ID: 2287795 • Letter: H

Question

Here is a question I am curious about.

Is the wave function objective or subjective, or is such a question meaningless?

Conventionally, subjectivity is as follows: if a quantity is subjective then it is possible for two different people to legitimately give it different values. For example, in Bayesian probability theory, probabilities are considered subjective, because two agents with access to different data will have different posteriors.

So suppose two scientists, A and B, have access to different information about the same quantum system. If A believes it has one wavefunction and B believes it has another, is one of them necessarily "right" and the other "wrong"? If so then the wavefunction is objective, but otherwise it must contain some subjective element.

Explanation / Answer

The wave function is a solution of an equation.
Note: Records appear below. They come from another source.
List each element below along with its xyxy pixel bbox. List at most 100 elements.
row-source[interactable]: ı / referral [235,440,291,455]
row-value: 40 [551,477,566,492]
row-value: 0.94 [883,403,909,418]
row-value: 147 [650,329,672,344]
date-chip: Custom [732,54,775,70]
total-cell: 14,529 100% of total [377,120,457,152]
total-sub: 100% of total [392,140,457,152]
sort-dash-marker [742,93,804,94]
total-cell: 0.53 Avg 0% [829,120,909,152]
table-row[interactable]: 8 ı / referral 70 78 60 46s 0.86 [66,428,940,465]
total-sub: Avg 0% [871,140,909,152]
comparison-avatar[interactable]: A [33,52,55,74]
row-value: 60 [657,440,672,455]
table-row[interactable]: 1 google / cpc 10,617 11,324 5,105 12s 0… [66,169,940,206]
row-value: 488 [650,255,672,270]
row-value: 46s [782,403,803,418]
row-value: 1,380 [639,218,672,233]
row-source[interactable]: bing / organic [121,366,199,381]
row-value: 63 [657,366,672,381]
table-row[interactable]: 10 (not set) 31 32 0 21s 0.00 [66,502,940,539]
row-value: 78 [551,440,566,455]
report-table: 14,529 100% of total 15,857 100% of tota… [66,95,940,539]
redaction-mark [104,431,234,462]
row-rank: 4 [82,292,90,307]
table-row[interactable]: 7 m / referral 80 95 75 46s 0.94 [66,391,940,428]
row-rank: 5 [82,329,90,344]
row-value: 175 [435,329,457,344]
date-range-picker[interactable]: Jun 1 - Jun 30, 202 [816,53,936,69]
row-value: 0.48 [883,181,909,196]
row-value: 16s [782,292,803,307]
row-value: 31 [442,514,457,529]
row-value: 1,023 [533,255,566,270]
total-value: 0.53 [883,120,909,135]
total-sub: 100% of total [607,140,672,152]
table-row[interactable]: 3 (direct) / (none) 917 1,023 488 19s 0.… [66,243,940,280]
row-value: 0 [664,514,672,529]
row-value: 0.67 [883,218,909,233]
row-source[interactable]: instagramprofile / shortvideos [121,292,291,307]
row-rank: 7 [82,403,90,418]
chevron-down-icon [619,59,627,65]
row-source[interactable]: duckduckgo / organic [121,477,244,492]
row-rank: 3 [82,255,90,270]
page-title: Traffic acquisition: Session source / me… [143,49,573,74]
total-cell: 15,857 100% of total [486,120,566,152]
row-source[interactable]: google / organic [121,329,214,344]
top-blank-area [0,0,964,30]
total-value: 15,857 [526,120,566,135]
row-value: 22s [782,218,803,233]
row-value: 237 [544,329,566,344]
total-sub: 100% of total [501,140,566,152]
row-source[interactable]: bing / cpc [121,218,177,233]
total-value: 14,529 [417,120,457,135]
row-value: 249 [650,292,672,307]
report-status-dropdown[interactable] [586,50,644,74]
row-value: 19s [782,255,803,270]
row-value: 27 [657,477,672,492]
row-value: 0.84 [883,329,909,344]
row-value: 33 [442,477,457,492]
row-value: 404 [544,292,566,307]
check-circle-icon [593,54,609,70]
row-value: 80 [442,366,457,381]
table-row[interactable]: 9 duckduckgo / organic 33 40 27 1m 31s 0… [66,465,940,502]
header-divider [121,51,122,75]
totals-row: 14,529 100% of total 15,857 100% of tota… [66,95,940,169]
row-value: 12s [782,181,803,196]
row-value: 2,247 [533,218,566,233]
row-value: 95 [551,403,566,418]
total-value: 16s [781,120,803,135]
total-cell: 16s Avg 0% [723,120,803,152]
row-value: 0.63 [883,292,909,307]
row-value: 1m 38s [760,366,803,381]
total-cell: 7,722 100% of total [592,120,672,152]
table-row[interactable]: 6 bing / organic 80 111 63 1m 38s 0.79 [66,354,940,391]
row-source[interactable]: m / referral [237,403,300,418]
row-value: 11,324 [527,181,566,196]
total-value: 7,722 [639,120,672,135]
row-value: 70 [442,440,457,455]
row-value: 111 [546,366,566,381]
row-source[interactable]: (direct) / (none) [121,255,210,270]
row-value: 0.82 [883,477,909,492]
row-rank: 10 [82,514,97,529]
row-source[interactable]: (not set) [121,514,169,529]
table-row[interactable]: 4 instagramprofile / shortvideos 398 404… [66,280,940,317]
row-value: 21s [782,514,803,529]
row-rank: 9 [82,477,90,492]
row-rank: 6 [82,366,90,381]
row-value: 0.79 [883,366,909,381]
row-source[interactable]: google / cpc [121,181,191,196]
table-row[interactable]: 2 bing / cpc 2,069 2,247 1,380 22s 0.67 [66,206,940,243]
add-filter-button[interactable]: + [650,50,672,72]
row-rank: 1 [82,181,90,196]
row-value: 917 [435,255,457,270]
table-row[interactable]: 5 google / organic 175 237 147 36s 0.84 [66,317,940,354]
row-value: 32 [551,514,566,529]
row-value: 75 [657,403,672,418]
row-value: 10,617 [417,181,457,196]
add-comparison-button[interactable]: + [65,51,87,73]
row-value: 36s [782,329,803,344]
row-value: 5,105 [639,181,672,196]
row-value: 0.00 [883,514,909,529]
It is as subjective and as objective as all mathematical solutions to equations describing physical fields, whether classical or quantum mechanical.

Certainly as a solution it is objective, a formula written on paper.

Subjectivity enters in the choice of the equation to be solved and thus the choice of the specific solution.

Objectivity enters again because the particular equation was chosen due to its being appropriate to the problem, having fitted previous experimental observations.

I consider all this as navel gazing.

Are the solutions of Maxwell's equations objective or subjective? What about the gravitational orbit solutions?